Schenken ist auch so ein Wort, das hier passt – weil es vieles von dem Geschehenen umfasst. Erdogan soll politisch nichts geschenkt werden, wirtschaftlich auch nicht, aber in Aussicht gestellt; das sagt die Behandlung, die er in Deutschland genießt. Heißt: Die politische Zusammenarbeit wird ausgedehnt, die wirtschaftliche Kooperation vorbereitet. Nur nicht geschenkt, sondern im Geben und Nehmen. Da wird Erdogan schon noch mehr geben müssen.

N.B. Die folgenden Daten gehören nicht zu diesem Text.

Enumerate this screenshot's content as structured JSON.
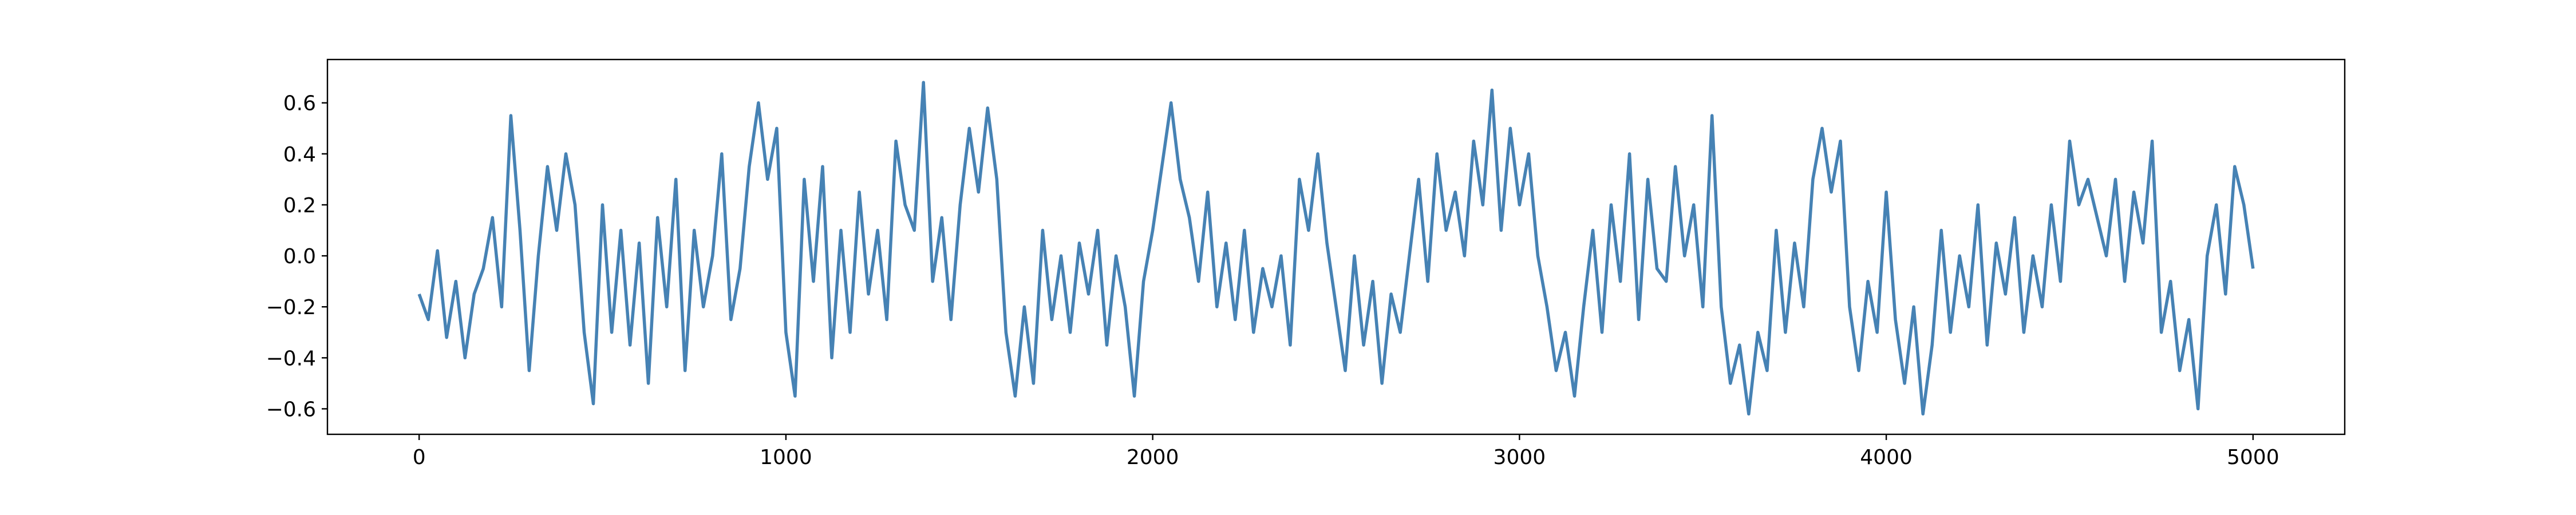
{
  "chart_data": {
    "type": "line",
    "x": [
      0,
      25,
      50,
      75,
      100,
      125,
      150,
      175,
      200,
      225,
      250,
      275,
      300,
      325,
      350,
      375,
      400,
      425,
      450,
      475,
      500,
      525,
      550,
      575,
      600,
      625,
      650,
      675,
      700,
      725,
      750,
      775,
      800,
      825,
      850,
      875,
      900,
      925,
      950,
      975,
      1000,
      1025,
      1050,
      1075,
      1100,
      1125,
      1150,
      1175,
      1200,
      1225,
      1250,
      1275,
      1300,
      1325,
      1350,
      1375,
      1400,
      1425,
      1450,
      1475,
      1500,
      1525,
      1550,
      1575,
      1600,
      1625,
      1650,
      1675,
      1700,
      1725,
      1750,
      1775,
      1800,
      1825,
      1850,
      1875,
      1900,
      1925,
      1950,
      1975,
      2000,
      2025,
      2050,
      2075,
      2100,
      2125,
      2150,
      2175,
      2200,
      2225,
      2250,
      2275,
      2300,
      2325,
      2350,
      2375,
      2400,
      2425,
      2450,
      2475,
      2500,
      2525,
      2550,
      2575,
      2600,
      2625,
      2650,
      2675,
      2700,
      2725,
      2750,
      2775,
      2800,
      2825,
      2850,
      2875,
      2900,
      2925,
      2950,
      2975,
      3000,
      3025,
      3050,
      3075,
      3100,
      3125,
      3150,
      3175,
      3200,
      3225,
      3250,
      3275,
      3300,
      3325,
      3350,
      3375,
      3400,
      3425,
      3450,
      3475,
      3500,
      3525,
      3550,
      3575,
      3600,
      3625,
      3650,
      3675,
      3700,
      3725,
      3750,
      3775,
      3800,
      3825,
      3850,
      3875,
      3900,
      3925,
      3950,
      3975,
      4000,
      4025,
      4050,
      4075,
      4100,
      4125,
      4150,
      4175,
      4200,
      4225,
      4250,
      4275,
      4300,
      4325,
      4350,
      4375,
      4400,
      4425,
      4450,
      4475,
      4500,
      4525,
      4550,
      4575,
      4600,
      4625,
      4650,
      4675,
      4700,
      4725,
      4750,
      4775,
      4800,
      4825,
      4850,
      4875,
      4900,
      4925,
      4950,
      4975,
      5000
    ],
    "series": [
      {
        "color": "#4682b4",
        "values": [
          -0.15,
          -0.25,
          0.02,
          -0.32,
          -0.1,
          -0.4,
          -0.15,
          -0.05,
          0.15,
          -0.2,
          0.55,
          0.1,
          -0.45,
          0.0,
          0.35,
          0.1,
          0.4,
          0.2,
          -0.3,
          -0.58,
          0.2,
          -0.3,
          0.1,
          -0.35,
          0.05,
          -0.5,
          0.15,
          -0.2,
          0.3,
          -0.45,
          0.1,
          -0.2,
          0.0,
          0.4,
          -0.25,
          -0.05,
          0.35,
          0.6,
          0.3,
          0.5,
          -0.3,
          -0.55,
          0.3,
          -0.1,
          0.35,
          -0.4,
          0.1,
          -0.3,
          0.25,
          -0.15,
          0.1,
          -0.25,
          0.45,
          0.2,
          0.1,
          0.68,
          -0.1,
          0.15,
          -0.25,
          0.2,
          0.5,
          0.25,
          0.58,
          0.3,
          -0.3,
          -0.55,
          -0.2,
          -0.5,
          0.1,
          -0.25,
          0.0,
          -0.3,
          0.05,
          -0.15,
          0.1,
          -0.35,
          0.0,
          -0.2,
          -0.55,
          -0.1,
          0.1,
          0.35,
          0.6,
          0.3,
          0.15,
          -0.1,
          0.25,
          -0.2,
          0.05,
          -0.25,
          0.1,
          -0.3,
          -0.05,
          -0.2,
          0.0,
          -0.35,
          0.3,
          0.1,
          0.4,
          0.05,
          -0.2,
          -0.45,
          0.0,
          -0.35,
          -0.1,
          -0.5,
          -0.15,
          -0.3,
          0.0,
          0.3,
          -0.1,
          0.4,
          0.1,
          0.25,
          0.0,
          0.45,
          0.2,
          0.65,
          0.1,
          0.5,
          0.2,
          0.4,
          0.0,
          -0.2,
          -0.45,
          -0.3,
          -0.55,
          -0.2,
          0.1,
          -0.3,
          0.2,
          -0.1,
          0.4,
          -0.25,
          0.3,
          -0.05,
          -0.1,
          0.35,
          0.0,
          0.2,
          -0.2,
          0.55,
          -0.2,
          -0.5,
          -0.35,
          -0.62,
          -0.3,
          -0.45,
          0.1,
          -0.3,
          0.05,
          -0.2,
          0.3,
          0.5,
          0.25,
          0.45,
          -0.2,
          -0.45,
          -0.1,
          -0.3,
          0.25,
          -0.25,
          -0.5,
          -0.2,
          -0.62,
          -0.35,
          0.1,
          -0.3,
          0.0,
          -0.2,
          0.2,
          -0.35,
          0.05,
          -0.15,
          0.15,
          -0.3,
          0.0,
          -0.2,
          0.2,
          -0.1,
          0.45,
          0.2,
          0.3,
          0.15,
          0.0,
          0.3,
          -0.1,
          0.25,
          0.05,
          0.45,
          -0.3,
          -0.1,
          -0.45,
          -0.25,
          -0.6,
          0.0,
          0.2,
          -0.15,
          0.35,
          0.2,
          -0.05
        ]
      }
    ],
    "xlim": [
      -250,
      5250
    ],
    "ylim": [
      -0.7,
      0.77
    ],
    "xticks": [
      0,
      1000,
      2000,
      3000,
      4000,
      5000
    ],
    "yticks": [
      {
        "value": -0.6,
        "label": "−0.6"
      },
      {
        "value": -0.4,
        "label": "−0.4"
      },
      {
        "value": -0.2,
        "label": "−0.2"
      },
      {
        "value": 0,
        "label": "0.0"
      },
      0.2,
      0.4,
      0.6
    ],
    "grid": false
  }
}
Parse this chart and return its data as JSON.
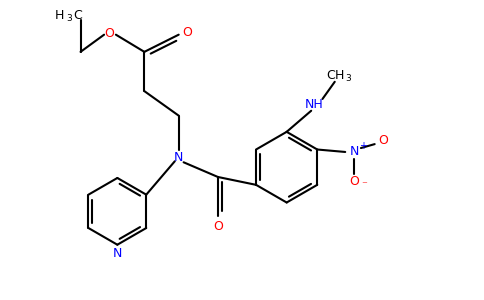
{
  "background_color": "#ffffff",
  "bond_color": "#000000",
  "N_color": "#0000ff",
  "O_color": "#ff0000",
  "bond_width": 1.5,
  "figsize": [
    4.84,
    3.0
  ],
  "dpi": 100,
  "xlim": [
    0,
    9.68
  ],
  "ylim": [
    0,
    6.0
  ]
}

Die Wirtschaft liegt am Boden, die Währung verfällt
Zumal der Präsident auch nicht mit einer Position der Stärke kommt. Seine Wirtschaft liegt am Boden, die Währung verfällt, die USA üben massiven Druck aus, die EU kürzt ihre Gelder bis 2020 um 40 Prozent, genauer: um fast 760 Millionen. Die Milliardenhilfen aus dem Flüchtlingsabkommen werden nicht angetastet, nur retten sie das Wachstum nicht. Es wird in der Türkei fast nichts mehr produziert, sogar Gemüse wird inzwischen eingeführt. Für die Türkei wird die Herausforderung täglich größer.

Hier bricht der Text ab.